(RxWiki News) Cancer tumors survive and grow in part because of a network of blood vessels they build. This is called angiogenesis. Scientists can't fully explain the process, but are beginning to understand its origins.
Previously, a series of experimental results published from New York and Italy showed evidence that the blood vessel growth in the brain cancer glioblastoma was cancer-based growth, rather than normal blood vessels growing to feed tumors.
Angiogenesis inhibitors such as Avastin (bevacizumab) would only be effective against normal blood vessels, and researchers believed that this explains why drugs in this class stop working after short periods of time as the cancer mutates in response.
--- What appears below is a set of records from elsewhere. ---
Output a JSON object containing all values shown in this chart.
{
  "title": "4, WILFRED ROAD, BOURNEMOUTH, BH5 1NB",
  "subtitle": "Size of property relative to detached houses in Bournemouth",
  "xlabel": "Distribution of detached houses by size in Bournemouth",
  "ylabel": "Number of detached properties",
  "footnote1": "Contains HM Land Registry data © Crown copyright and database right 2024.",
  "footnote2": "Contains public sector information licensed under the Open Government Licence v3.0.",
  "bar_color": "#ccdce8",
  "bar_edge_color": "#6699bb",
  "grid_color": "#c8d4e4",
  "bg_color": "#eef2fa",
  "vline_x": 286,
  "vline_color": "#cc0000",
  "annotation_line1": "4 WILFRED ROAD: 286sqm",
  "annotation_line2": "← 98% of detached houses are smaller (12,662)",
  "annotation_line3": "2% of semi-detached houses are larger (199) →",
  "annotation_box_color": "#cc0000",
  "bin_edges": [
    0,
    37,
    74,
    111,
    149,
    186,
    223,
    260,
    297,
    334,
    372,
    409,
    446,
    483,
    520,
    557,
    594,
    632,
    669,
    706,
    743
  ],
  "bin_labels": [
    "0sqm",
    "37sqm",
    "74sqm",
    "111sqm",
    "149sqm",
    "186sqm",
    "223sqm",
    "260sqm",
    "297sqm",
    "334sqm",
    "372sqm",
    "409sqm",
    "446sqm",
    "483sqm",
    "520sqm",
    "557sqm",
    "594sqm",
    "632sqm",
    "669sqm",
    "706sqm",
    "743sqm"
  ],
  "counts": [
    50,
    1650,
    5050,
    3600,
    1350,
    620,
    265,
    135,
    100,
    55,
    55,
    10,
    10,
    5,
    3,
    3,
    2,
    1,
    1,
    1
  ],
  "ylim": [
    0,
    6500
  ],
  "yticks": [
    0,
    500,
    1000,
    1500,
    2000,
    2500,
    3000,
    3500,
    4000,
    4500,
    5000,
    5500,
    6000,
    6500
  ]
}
"Ask your oncologist about angiogenesis inhibitors."
Now, Charles Eberhart, M.D., Ph.D., chief of neuropathology at the Johns Hopkins University School of Medicine, weighed in on the debate. “In general, we find no evidence in our study that these vessels contain substantial amounts of cancer cells,” he said.
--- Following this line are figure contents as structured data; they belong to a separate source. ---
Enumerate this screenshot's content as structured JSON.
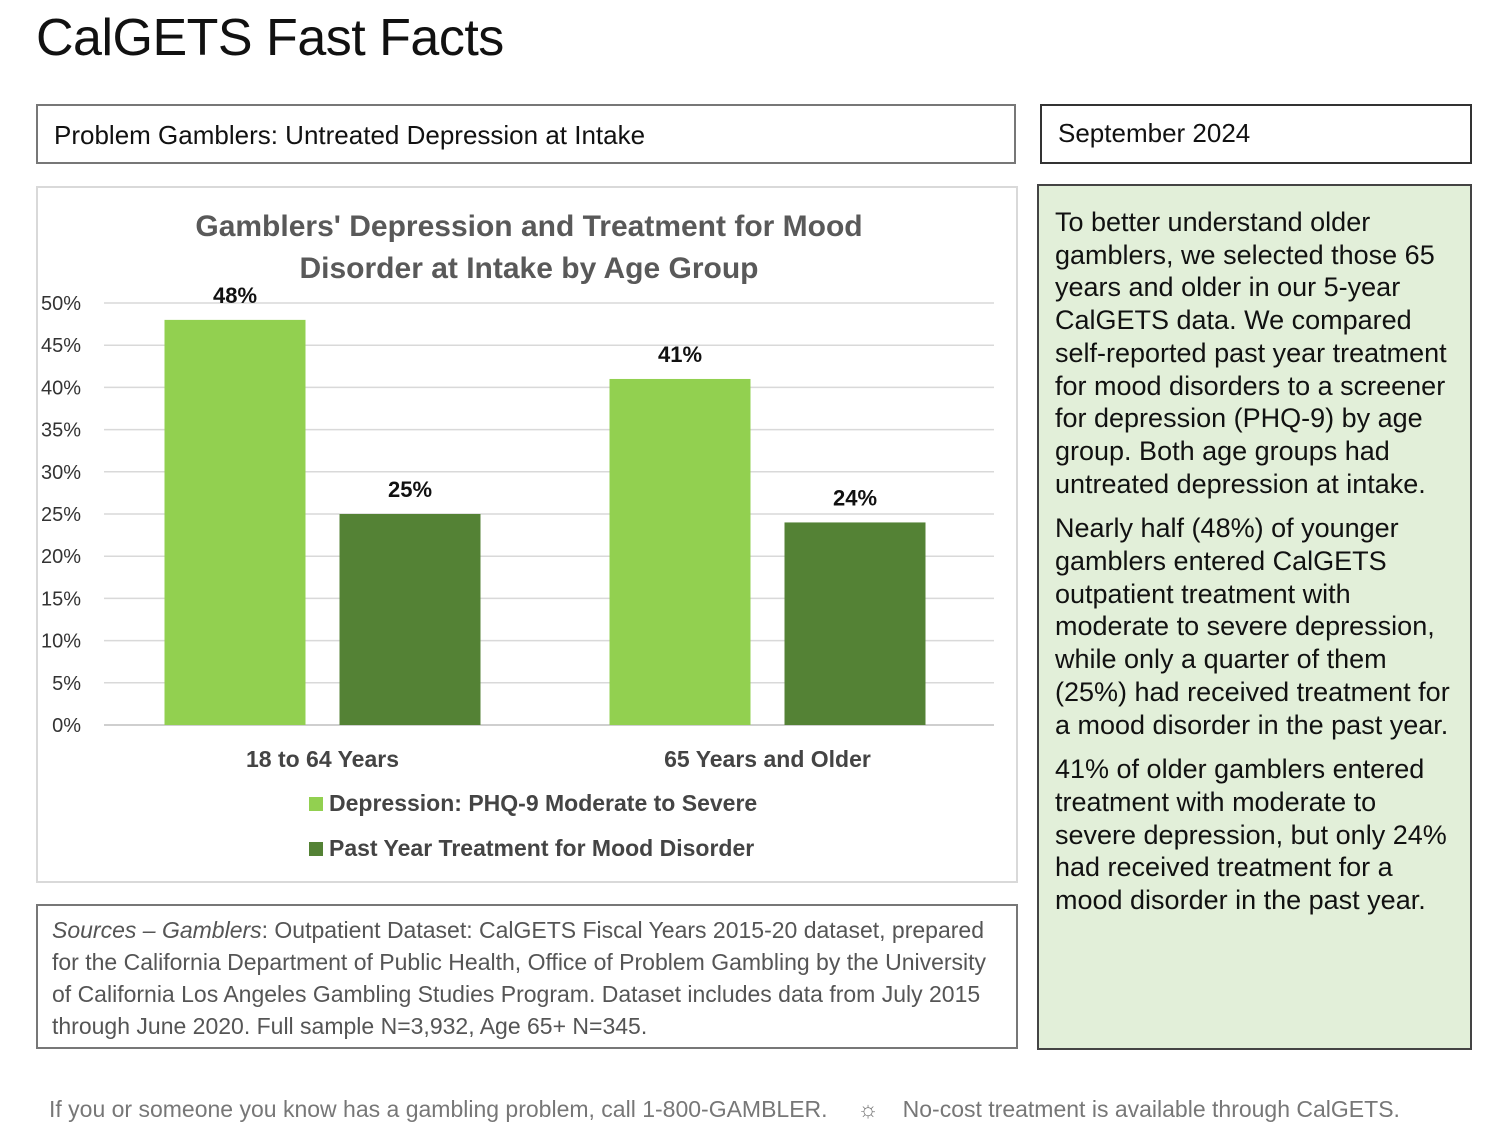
{
  "header": {
    "title": "CalGETS Fast Facts",
    "subtitle": "Problem Gamblers: Untreated Depression at Intake",
    "date": "September 2024"
  },
  "chart_data": {
    "type": "bar",
    "title_lines": [
      "Gamblers' Depression and Treatment for Mood",
      "Disorder at Intake by Age Group"
    ],
    "categories": [
      "18 to 64 Years",
      "65 Years and Older"
    ],
    "series": [
      {
        "name": "Depression: PHQ-9 Moderate to Severe",
        "values": [
          48,
          41
        ],
        "labels": [
          "48%",
          "41%"
        ],
        "color": "#92d050"
      },
      {
        "name": "Past Year Treatment for Mood Disorder",
        "values": [
          25,
          24
        ],
        "labels": [
          "25%",
          "24%"
        ],
        "color": "#548235"
      }
    ],
    "y_ticks": [
      "0%",
      "5%",
      "10%",
      "15%",
      "20%",
      "25%",
      "30%",
      "35%",
      "40%",
      "45%",
      "50%"
    ],
    "ylim": [
      0,
      50
    ],
    "grid": true,
    "legend_position": "bottom"
  },
  "sources": {
    "label": "Sources – Gamblers",
    "text": ": Outpatient Dataset: CalGETS Fiscal Years 2015-20 dataset, prepared for the California Department of Public Health, Office of Problem Gambling by the University of California Los Angeles Gambling Studies Program. Dataset includes data from July 2015 through June 2020. Full sample N=3,932, Age 65+ N=345."
  },
  "panel": {
    "paragraphs": [
      "To better understand older gamblers, we selected those 65 years and older in our 5-year CalGETS data. We compared self-reported past year treatment for mood disorders to a screener for depression (PHQ-9) by age group. Both age groups had untreated depression at intake.",
      "Nearly half (48%) of younger gamblers entered CalGETS outpatient treatment with moderate to severe depression, while only a quarter of them (25%) had received treatment for a mood disorder in the past year.",
      "41% of older gamblers entered treatment with moderate to severe depression, but only 24% had received treatment for a mood disorder in the past year."
    ]
  },
  "footer": {
    "left": "If you or someone you know has a gambling problem, call 1-800-GAMBLER.",
    "separator": "☼",
    "right": "No-cost treatment is available through CalGETS."
  }
}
It follows, then, that the mechanism of drugs preventing angiogenesis should remain an effective therapy because they work on normal blood vessels.
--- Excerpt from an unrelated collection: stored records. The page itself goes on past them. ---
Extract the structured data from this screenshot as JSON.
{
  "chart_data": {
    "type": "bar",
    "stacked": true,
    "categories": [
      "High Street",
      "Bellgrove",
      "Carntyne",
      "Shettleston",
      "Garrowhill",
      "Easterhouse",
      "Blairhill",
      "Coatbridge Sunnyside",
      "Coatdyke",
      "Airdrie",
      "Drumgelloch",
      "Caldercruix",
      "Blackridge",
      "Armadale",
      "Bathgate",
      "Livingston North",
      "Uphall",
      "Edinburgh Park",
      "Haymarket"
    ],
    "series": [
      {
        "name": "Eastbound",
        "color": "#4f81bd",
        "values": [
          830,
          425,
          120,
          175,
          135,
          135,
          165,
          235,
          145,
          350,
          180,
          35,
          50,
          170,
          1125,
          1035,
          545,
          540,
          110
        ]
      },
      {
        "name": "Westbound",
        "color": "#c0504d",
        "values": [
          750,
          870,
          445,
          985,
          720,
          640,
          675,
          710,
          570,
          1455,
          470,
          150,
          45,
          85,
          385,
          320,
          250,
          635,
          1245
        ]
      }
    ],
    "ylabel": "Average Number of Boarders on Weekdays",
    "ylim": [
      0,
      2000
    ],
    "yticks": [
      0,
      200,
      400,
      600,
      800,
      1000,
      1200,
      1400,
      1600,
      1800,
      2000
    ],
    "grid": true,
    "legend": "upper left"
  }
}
“My first reaction to this research was ‘How could this be true?’” says Dr. Eberhart. “Our clinical experience examining tissue from brain cancers does not support it.”
Overall, more than a hundred blood vessel samples from different tumors were tested, with less than 10 percent showing any genetic markers that could possibly signify an origin from the cancer.
If blood vessels inside tumors were being formed purely from cancerous cells, they would not be affected by the angiogenesis-inhibiting drugs, and standard chemotherapy would be just as effective.
Molecular testing could not find presence of biomarkers in significant quantities, and the 10 percent of cells that did show these markers were located on the outer portion of the blood vessel in contact with the tumor, not the inside of the blood vessel which would signify growth.
One of the components of the recent debate is the accusation that scientists have been evaluating samples of cells without regard for origin, which as described above, alters the interpretation.
The team from Johns Hopkins cites improper laboratory technique as an explanation for the evidence produced by the Italy-New York team of scientists that glioblastoma angiogenesis is cancer related.
First approved by the FDA in 2004, Avastin (bevacizumab) has come into controversy several times, most recently from the announcement by the manufacturer Genentech in February that counterfeit Avastin had been found on the market.
With a cost of $40,000 - $200,000 per year depending on dosage, Avastin currently vies for the title of most expensive pharmaceutical treatment; the majority of national health services and insurance companies deny claims for the drug.
Avastin has FDA approval for use in patients with colorectal, lung, kidney and brain cancers. Approval for use in breast cancer was revoked in 2010.
Results were published in the online journal Oncotarget.
Funding for the study was provided by the National Institutes of Health.